LETTERS

Build arts education with gambling taxes

I read with interest Jennifer Davis' recent articles on how our state has lost ground in arts education (see Illinois Issues, December 1997, pages 6 and 30). At the start of this decade, Illinois was a leader in arts education, but now we have sadly slipped in education arts funding and classes offered.

Experts believe teaching music, painting, dance and theater not only makes children more "civilized," but with behaviorally challenged or special needs students, arts education often keeps kids in school!

Last year I introduced Senate Bill 425, entitled the "Arts Education and Cultural Enhancement Fund." The legislation provides that 1 percent of the proceeds from the riverboat gambling tax in Illinois be used for arts education. After all, if we are going to tear our culture down with gambling, we should at least try to take some of the proceeds and build it back up at ¦ the other end.

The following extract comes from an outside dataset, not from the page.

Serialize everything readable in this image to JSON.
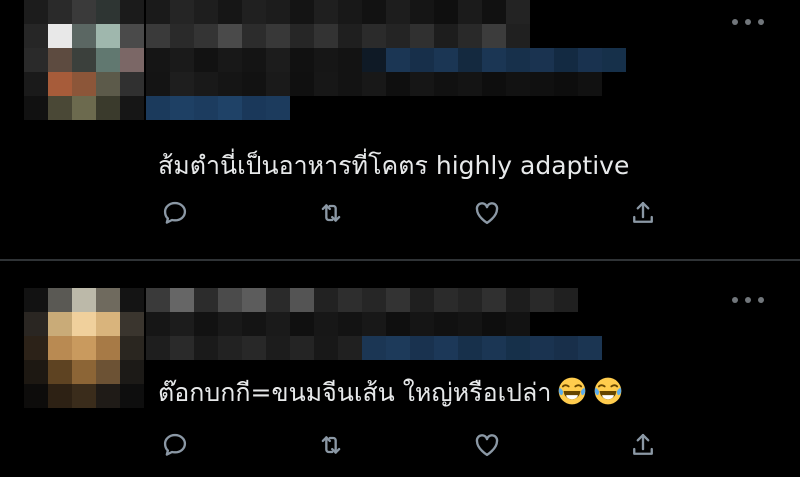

My arts education funding bill was introduced to alert the legislature and Illinoisans to the importance of arts to a child's overall education. Arts education assists students with the three R's and their intellectual development.

Kirk W. Dillard
State Senator, 41st District

Time to focus on community human service providers

For several months, members of The Arc of Illinois, individuals with disabilities and their families and friends wrote to their respective legislators. Community providers held open houses to allow the media, the community and legislators to see for themselves what a fantastic and important job they do in providing services to individuals with developmental disabilities. All this was done in hopes of securing a 3 percent [cost of living adjustment] during the fall veto session and the special session called by the governor. We understand that education was a major priority during these past two sessions, but every year this state gives its citizens with disabilities another excuse — another issue — as to why the state cannot, or will not, increase funding for community supports. When the state downsizes its institutions, it looks to community providers for support but will not adequately compensate these same providers.

Tony Paulauski
The Arc of Illinois

Corrections

• Deanna Blackwell, the poet featured in the January 1998 issue, is a student of African Studies, not African-American Studies, at the University of Illinois at Urbana- Champaign. She spent a semester studying non-Western literature in Zimbabwe after getting her bachelor's degree in literature from Eastern Illinois University.

• Regretfully, we also misspelled Muhammad All's name in that same issue.